National Republican Congressional Committee Chairman Tom Reynolds (R-N.Y.) recently lamented that Utah’s unique system has complicated fundraising for Republicans in their efforts to knock off Matheson, a perennial GOP target.
Utah has both party conventions and primaries.
“If I had a want and wish list, I would say to Utah, ‘Why don’t you either have a convention or a primary — not both — to speed up selecting nominees?” Reynolds said.
Experts have said the late selection process delayed the influx of critical money to 2002 GOP nominee Swallow and some Republicans believe that gave Matheson the edge.
Matheson won that election by about 1,900 votes.
Bo Harmon, spokesman for the NRCC, admitted that Bridgewater and Swallow have been locked in a “tough primary” but said Republicans should still be able to rally and win.
“It’s a heavily Republican district,” he said. “Whoever ends up with the nomination will have our full support.”
The district is 68 percent Republican and overwhelmingly supported President Bush in the 2000 presidential election.

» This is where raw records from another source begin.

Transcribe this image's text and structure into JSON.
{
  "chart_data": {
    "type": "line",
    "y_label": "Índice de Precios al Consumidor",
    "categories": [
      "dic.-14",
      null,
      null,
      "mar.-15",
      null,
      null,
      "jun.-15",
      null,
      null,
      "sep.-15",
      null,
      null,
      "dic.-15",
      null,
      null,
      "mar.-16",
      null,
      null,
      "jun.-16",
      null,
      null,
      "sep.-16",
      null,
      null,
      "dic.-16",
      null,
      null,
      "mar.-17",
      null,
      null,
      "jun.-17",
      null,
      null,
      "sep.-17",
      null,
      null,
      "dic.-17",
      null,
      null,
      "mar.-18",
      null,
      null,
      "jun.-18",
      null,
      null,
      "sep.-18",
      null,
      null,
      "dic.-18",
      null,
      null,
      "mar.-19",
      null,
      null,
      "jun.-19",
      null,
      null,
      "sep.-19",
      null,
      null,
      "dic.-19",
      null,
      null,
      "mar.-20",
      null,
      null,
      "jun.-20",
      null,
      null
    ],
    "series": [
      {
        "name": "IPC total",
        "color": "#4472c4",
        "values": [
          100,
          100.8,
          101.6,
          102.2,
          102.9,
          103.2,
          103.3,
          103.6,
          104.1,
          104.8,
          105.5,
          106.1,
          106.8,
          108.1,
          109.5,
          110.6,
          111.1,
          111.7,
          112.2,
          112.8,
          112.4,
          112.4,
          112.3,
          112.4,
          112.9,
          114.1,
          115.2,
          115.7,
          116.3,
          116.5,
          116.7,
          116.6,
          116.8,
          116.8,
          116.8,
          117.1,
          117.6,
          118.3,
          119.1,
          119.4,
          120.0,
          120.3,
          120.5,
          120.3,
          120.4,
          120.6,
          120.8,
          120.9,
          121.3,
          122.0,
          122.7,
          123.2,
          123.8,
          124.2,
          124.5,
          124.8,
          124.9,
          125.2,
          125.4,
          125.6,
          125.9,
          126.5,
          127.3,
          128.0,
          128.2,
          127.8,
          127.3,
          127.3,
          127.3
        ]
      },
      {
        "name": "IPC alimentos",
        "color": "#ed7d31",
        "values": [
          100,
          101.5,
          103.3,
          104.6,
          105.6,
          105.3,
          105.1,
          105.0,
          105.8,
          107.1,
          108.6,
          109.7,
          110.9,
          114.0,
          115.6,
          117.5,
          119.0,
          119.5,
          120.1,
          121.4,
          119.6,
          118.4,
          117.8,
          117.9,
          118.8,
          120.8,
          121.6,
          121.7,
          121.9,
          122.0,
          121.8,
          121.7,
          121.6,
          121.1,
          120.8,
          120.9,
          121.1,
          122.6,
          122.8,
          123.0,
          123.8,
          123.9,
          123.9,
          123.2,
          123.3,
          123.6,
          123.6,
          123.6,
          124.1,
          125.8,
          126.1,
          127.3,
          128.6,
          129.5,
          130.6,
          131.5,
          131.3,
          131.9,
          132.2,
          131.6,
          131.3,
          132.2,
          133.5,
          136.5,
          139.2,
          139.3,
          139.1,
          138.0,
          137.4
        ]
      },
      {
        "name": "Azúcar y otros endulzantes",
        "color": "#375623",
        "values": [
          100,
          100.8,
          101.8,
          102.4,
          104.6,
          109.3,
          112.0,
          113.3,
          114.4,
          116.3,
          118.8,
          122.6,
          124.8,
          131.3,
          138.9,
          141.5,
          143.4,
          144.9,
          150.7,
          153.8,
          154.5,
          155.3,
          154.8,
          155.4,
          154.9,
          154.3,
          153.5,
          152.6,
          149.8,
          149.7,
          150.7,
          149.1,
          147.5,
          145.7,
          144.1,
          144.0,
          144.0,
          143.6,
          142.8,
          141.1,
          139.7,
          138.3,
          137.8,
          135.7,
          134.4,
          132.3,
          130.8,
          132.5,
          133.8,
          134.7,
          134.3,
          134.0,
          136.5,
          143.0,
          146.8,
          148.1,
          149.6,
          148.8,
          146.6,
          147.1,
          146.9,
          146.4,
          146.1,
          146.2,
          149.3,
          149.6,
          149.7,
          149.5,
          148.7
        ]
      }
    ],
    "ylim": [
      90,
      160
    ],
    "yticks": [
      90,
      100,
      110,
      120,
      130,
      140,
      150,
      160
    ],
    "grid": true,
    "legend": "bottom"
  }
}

Nonetheless, Matheson is in strong shape to win a third term, according to Kori Bernards, spokeswoman for the Democratic Congressional Campaign Committee.
A recent poll that found Matheson had a higher approval rating among Republicans than either GOP Reps. Rob Bishop or Chris Cannon.
“This is great news,” Bernards said.
According to the poll conducted for the Exoro Group, a Salt Lake City-based political consulting firm, by Salt Lake City-based Dan Jones & Associates, which has polled for Bridgewater in the past, 68 percent of Republican voters approved of the job Matheson was doing.
Bishop and Cannon both had 60 percent approval ratings.
“Matheson has done what he needs to win his district,” Bernards said. “Obviously he has a race before him but he has been tried and tested and we’re confident that he’ll win again.”
Harmon said Republicans will work hard to heal the rift in the Utah GOP that still exists after the 2002 election to make sure a Republican wins.
“His interests are split between what the people of Utah want and what his very liberal leadership wants,” Harmon said of Matheson. “The 2nd district would be better served by a Republican.”
The two Republicans again find themselves in a contentious primary because neither one could get 60 percent of GOP delegates behind him at last month’s convention.
Again this year Bridgewater edged out Swallow at the convention.
In 2002, Bridgewater bested Swallow and 11 other candidates at the convention only to then lose to 52-48 percent in the primary.
The latest survey, the one done on behalf of the Exoro Group, found Swallow leading Bridgewater 39 to 23 percent with 38 percent of respondents undecided.